A year ago, NYU sociologist Eric Klinenberg argued in his excellent book Going Solo that at every stage of adulthood, more Americans are living alone than ever before. It was a provocative claim that drew a lot of attention. But here’s a counterpoint: middle-age adults who should be ‘empty-nesters’ but instead find themselves still supporting their children or caring for an aging parent.
It’s a common situation these days. A tough economy and other changing social factors have meant that young people are taking longer to reach the milestones of adulthood—financial independence, marriage, kids—and need more of their parents’ help along the way. At the same time, older people are living longer, which often puts their middle-age children in the position of caring for them.
How do midlife people feel about these responsibilities? A new paper in the Journal of Aging Studies from offers some insights. It’s based on focus groups with 29 middle-age adults whose empty-nesting years haven’t turned out quite as they’d planned.

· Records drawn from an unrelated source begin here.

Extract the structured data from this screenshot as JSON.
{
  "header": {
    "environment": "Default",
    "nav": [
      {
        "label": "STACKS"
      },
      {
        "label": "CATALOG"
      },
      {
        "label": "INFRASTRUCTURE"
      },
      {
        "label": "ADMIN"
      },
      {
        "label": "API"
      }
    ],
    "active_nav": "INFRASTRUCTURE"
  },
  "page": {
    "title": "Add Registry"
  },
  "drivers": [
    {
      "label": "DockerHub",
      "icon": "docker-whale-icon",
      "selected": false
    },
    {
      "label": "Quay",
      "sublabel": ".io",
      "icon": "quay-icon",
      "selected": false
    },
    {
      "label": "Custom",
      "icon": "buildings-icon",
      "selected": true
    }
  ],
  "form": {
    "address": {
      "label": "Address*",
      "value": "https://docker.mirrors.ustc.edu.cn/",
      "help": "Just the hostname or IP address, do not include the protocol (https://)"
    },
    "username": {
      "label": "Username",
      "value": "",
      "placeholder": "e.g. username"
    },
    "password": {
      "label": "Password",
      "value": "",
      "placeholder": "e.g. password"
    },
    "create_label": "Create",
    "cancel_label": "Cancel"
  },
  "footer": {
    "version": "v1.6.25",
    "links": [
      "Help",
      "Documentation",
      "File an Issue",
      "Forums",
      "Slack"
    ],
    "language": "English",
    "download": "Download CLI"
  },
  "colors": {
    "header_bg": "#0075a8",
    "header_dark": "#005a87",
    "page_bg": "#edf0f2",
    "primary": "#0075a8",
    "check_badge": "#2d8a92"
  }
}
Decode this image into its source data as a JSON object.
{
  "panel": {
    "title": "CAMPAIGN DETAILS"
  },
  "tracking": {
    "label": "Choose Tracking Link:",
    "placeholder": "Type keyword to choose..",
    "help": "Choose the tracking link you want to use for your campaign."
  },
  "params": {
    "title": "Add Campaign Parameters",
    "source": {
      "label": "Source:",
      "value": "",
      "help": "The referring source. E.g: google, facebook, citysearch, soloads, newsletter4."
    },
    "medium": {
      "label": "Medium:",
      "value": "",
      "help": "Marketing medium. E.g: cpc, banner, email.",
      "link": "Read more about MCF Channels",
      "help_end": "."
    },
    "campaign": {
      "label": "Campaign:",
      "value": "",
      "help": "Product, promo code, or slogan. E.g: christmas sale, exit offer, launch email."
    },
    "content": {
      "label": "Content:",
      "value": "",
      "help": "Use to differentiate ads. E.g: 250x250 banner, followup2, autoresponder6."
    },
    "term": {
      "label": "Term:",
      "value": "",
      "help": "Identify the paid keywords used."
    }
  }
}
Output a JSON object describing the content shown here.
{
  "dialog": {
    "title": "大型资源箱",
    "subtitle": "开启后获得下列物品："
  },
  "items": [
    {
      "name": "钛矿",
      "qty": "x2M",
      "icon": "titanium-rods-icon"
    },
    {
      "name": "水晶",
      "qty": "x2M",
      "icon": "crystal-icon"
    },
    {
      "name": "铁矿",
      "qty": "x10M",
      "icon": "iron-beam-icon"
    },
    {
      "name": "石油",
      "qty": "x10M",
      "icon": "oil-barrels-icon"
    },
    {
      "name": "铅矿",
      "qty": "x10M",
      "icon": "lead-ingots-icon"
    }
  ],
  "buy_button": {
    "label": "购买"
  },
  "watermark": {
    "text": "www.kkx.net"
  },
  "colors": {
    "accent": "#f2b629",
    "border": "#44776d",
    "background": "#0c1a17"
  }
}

Most of the respondents reported being happy to provide ‘extra’ help to their kids, be it emotional support, money for graduate school, housing, or health insurance. These parents expressed the view that making it today is harder than it was when they were coming of age; they said they understand if their kids need more assistance than they received from their parents—even if that assistance comes at the expense of their own dreams. “I've kind of switched over from ‘I want to go to Greece’ to ‘Yeah! My kid gets to go to Greece!’” explained Beth, a mother of two kids in their twenties.
There was more ambivalence about taking care of aging parents. Many of the participants said they had not anticipated ending up in this position. They also said they didn’t really feel like they knew what they were doing. Richard, who takes care of his elderly mother, expressed an attitude common to focus group participants: “It brings my heart joy to be able to provide for my mom this way. There are times when it's a burden and I feel resentful.” And, overall, respondents found themselves struggling to figure out how to manage relationships that had been flipped: For their whole lives their parents had taken care of them; now they’re taking care of their parents.
All told, the focus group participants said that this stage of life was not how they'd imagined it, but that it wasn't all bad, either. Explained Mike, who is in charge of his ailing father, “Things to do with parent and kids, that’s an area of life you’re willing to accept what happens cause you can’t predict what’s [going to] happen… you have to roll with things to a certain extent.”